Pet Peeve

There’s a chilling scene in P.D. James’s dystopian novel, The Children of Men–a story set in the near future in which the human race is no longer able to produce children–in which a woman is described pushing a stroller down the sidewalk. Inside the stroller, instead of a baby, is a doll.

Our culture here in the United States has not perhaps yet reached such a grotesque nadir of desperate longing. But I believe our increasing sentimentalism, not towards dolls, but towards pets and other animals is one sign that we are approaching such a darkness.

Who hasn’t, for example, received (as I have) a Christmas card with the family’s dog included in the family picture, with the dog even named as a member of the family?

Or noticed the emergence of “puppy play groups”?

Or heard of doggy “weddings”?

Or seen the bumper sticker: “I Love My GrandDogs”?

Or seen someone carrying a picture of his dog in his wallet?

Or seen this story in the March 4, 2012 USA Today about the latest craze for doggy tattoos and other kinds of cutsey-pie pet detailing.

(Let’s not even get into the soul-wringing our culture often expresses towards endangered animal species, while it often turns a blind eye toward the killing of human beings through abortion….)

You may ask: what have I got against dogs and other pets?

Not a thing. I understand, and am all for, the comfort, fun and companionship that pets provide, especially for the lonely and the elderly. And I do not countenance a negligent attitude toward endangered animal species.

I remember that there wasn’t a dry eye in the living room when I read aloud to my family the story from James Herriot’s All Creatures Great and Small about the old widower who loses his faithful dog. Sorrow at such a loss is a natural and dignified sentiment. Affection for pets is a properly human feeling.

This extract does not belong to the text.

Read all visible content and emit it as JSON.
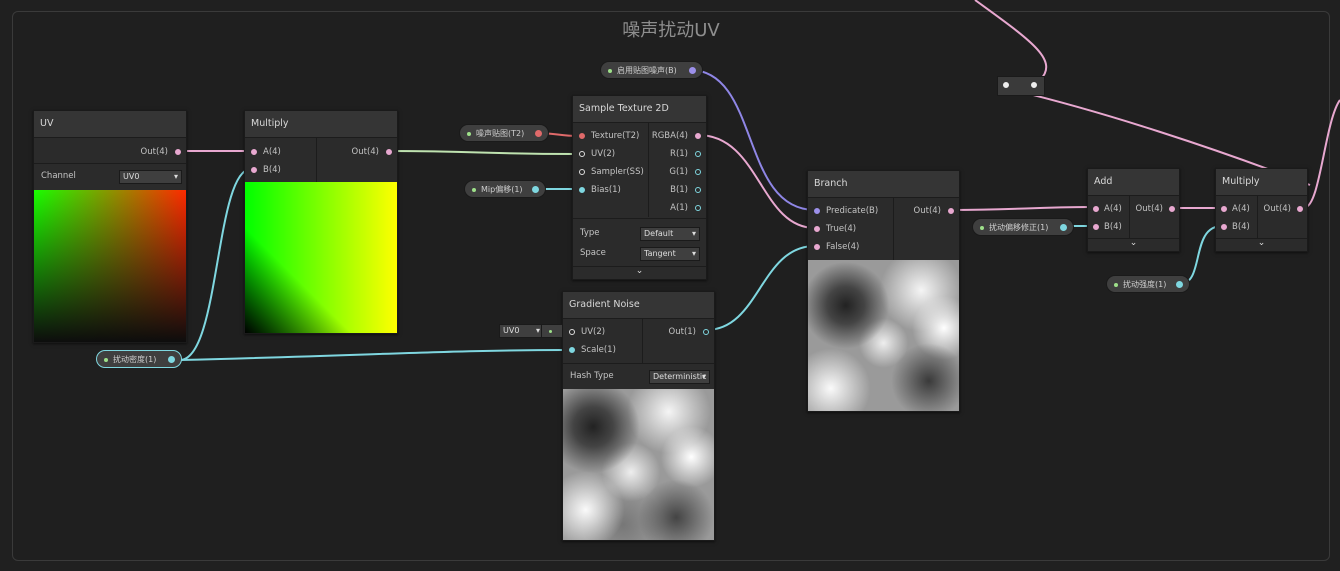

What I have a problem with is the sentimental attitude our culture increasingly is taking toward its pets–in which pets are more and more, like the doll in the pram, substituting for human beings, or means of drawing attention to how cute and affectionate we are.

In one of his stories J.D. Salinger has a character remark that sentimentalism is giving something more tenderness than God gives it.

And God has made pets and other animals to be at our service, including service as companions. But he has not made them to be substitute human beings, or as means of drawing attention to ourselves, as increasingly is happening.

Last weekend on Chris Wallace’s Sunday political chat show on Fox, he named as his “Person of the Week” the head veterinarian at the Washington Zoo. I found the report showing the level of care lavished upon the animals at the zoo (which includes dentistry) to be astonishing. All this, I wondered, for animals destined to remain for the rest of their lives in captivity!

Contrast this with the way veterinarians function in the Yorkshire culture lovingly rendered in All Creatures Great and Small. In this collection of stories animals are certainly shown to be beloved companions. But for the most part, the veterinarians in these stories are devoted to healing animals which serve as the essential means of a farmer’s livelihood.

I don’t say this because I’m against zoos. I simply want to contrast the different attitudes to pets and other animals when they function in a culture, not so much as substitutes for human beings, but as companions and indeed servants.